1. In Page2-Line43-left the authors mention "deep" distributed representations. What does it mean for a representation to be deep?
2. The notation used for formal definitions is not entirely clear. It is introduced in section 2.2, and refers to notation presented by Ganea et al., but it would be useful for the reader to make this more clear without having to refer to another paper, specially when the notation is used throughout the paper. Eq. 1 defines a function ER defined in terms of a context C and a set M but M is not explicitly defined. Is is a set of words in the context? Can they also be spans of multiple words? The later definition of entity disambiguation, in line 30, could also benefit by emphasizing that E is the set of entities in the KB that we are trying to link to.
3. In P4-L47-left local and global approaches towards EL are introduced, but it seems to me that this should not be part of the formal definition of EL but rather to a section on approaches towards solving the problem (as described in sec. 3.2.2).
4. P6-L24-left: "The candidates are also generated...", with this sentence, are you still describing the method in the previous paragraph, or is this introducing another way of generating candidates?
5. Most of the methods described are supervised, which means that labeled entity linking data is required to train them. However, some of these methods are still described as not requiring annotated data, which might be misleading. In tables 2 and 3, Wu et al. (2019) is marked as not requiring annotated text, even though it does. This work does zero-shot entity linking in the sense that it can link to entities not seen during training, but training is done with a labeled entity linking dataset thus requiring annotated text. This should also be made clear in P13-L26-right: "Recently proposed zero-shot techniques pushed EL labeled data requirements to the minimum", and also in P17-L36-left. Some of these methods are even pretrained over Wikipedia, which can be seen as a large labeled dataset for entity linking.
6. P14-L1-right: Why is there such a gap between bi-encoders and cross-encoders?
7. The way metrics are computed in entity linking is often not discussed in papers, and metrics like F1 score can actually be computed in different ways depending on how e.g. a false positive is defined. I think section 4.1.1 could benefit from more details about this, and would be very relevant for a survey paper.
8. Section 4.2.1 could emphasize that what is evaluated here specifically are the representations of entities in the KB (e.g. embeddings) rather than other parts used in the EL pipeline like entity recognition and disambiguation.
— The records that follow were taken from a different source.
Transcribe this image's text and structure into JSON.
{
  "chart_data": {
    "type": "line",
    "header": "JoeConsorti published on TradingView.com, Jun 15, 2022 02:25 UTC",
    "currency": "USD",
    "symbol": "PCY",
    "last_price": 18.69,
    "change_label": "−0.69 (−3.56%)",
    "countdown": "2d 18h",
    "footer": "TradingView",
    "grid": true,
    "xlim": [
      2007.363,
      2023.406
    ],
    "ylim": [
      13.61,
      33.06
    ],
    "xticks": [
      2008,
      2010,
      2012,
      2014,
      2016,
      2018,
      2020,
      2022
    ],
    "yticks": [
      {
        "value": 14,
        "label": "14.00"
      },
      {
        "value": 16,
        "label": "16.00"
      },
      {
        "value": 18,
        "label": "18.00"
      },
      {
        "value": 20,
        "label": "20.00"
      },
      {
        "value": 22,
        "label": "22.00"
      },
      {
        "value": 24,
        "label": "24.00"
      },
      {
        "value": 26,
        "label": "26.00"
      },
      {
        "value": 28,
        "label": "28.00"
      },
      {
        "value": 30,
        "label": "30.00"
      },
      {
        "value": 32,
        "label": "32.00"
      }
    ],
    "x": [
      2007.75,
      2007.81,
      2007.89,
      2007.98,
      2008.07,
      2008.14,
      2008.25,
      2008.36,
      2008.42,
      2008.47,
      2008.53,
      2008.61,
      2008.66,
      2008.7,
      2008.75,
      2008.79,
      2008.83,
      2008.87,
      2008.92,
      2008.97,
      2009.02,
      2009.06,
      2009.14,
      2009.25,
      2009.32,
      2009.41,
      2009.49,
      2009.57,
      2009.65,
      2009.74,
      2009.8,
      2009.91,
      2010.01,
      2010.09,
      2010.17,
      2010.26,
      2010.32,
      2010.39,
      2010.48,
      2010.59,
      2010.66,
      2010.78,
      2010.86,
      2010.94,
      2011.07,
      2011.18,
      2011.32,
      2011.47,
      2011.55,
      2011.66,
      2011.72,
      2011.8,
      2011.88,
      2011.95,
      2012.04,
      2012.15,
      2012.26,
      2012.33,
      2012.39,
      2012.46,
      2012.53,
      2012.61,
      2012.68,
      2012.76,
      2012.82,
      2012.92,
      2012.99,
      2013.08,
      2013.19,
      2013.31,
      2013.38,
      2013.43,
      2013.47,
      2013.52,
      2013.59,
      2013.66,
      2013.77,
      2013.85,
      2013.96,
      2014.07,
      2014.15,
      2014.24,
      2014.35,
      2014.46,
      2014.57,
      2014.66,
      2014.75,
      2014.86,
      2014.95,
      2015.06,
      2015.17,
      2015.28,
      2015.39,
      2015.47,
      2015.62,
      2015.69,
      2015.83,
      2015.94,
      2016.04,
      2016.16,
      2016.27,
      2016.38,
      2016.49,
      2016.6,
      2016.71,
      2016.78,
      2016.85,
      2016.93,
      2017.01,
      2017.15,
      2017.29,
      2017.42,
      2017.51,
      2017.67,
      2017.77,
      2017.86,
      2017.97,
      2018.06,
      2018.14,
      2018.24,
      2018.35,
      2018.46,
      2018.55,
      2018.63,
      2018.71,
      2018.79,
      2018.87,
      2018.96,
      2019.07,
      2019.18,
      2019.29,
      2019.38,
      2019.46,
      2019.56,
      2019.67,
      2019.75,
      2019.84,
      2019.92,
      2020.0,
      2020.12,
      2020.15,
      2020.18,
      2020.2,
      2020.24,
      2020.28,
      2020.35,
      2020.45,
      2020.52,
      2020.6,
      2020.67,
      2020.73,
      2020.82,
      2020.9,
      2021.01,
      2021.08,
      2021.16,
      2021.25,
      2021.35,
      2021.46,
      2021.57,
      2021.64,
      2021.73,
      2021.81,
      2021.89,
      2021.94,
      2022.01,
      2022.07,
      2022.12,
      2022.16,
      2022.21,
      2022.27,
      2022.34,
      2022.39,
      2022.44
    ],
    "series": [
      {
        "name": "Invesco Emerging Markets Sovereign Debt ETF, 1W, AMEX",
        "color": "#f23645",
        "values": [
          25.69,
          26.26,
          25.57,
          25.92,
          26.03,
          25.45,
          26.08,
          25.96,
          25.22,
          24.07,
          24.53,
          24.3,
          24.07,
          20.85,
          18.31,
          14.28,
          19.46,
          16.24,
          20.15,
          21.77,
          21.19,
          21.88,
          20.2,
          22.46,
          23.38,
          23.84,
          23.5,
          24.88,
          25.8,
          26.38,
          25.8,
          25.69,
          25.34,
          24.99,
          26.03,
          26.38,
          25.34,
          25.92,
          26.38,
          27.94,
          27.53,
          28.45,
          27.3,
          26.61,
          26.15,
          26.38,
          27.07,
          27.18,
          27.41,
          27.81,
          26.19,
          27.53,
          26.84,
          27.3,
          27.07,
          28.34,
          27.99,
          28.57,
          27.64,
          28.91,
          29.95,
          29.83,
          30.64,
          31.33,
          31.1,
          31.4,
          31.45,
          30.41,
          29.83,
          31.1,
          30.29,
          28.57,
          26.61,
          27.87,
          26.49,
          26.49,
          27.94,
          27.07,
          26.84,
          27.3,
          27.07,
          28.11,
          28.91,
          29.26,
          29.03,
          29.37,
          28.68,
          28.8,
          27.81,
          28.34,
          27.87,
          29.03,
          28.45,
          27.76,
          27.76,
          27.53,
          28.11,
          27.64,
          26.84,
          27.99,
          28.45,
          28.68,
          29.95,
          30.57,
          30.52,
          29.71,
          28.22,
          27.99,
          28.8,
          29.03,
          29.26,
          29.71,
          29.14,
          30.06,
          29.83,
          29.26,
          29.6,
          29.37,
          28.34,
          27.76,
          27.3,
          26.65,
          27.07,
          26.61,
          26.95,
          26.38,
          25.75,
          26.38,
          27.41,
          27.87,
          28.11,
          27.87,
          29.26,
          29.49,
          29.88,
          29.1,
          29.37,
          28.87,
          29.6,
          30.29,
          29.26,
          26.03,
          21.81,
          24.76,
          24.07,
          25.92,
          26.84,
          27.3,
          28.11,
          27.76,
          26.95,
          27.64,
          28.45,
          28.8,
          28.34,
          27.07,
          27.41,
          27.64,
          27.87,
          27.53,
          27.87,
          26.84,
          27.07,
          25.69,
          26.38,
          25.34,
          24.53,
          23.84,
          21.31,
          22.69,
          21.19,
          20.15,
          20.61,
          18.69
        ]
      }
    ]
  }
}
Some minor issues in the text:

- P4-L24-right: "More or less the same technologies and models sometimes called differently in the literature" might be missing a word.
- Some of the footnotes containing URLs could use a descriptive text of what they point to.
- P9-L26-right: "Only entities are remained..."
- P10-L38-left: "Consider we have k candidates..."
- P21-L31-left: "As they both just some neural networks..."

Lastly, a minor suggestion would be to include GENRE [1], which was presented recently at ICLR 2021. I understand that this was published after the author's submission to the journal, but it would be a great addition to the survey as it is a state-of-the-art method that also proposes new ideas that depart from many of the methods described in the paper.

[1] Nicola De Cao, , Gautier Izacard, Sebastian Riedel, and Fabio Petroni. "Autoregressive Entity Retrieval." In International Conference on Learning Representations, 2021.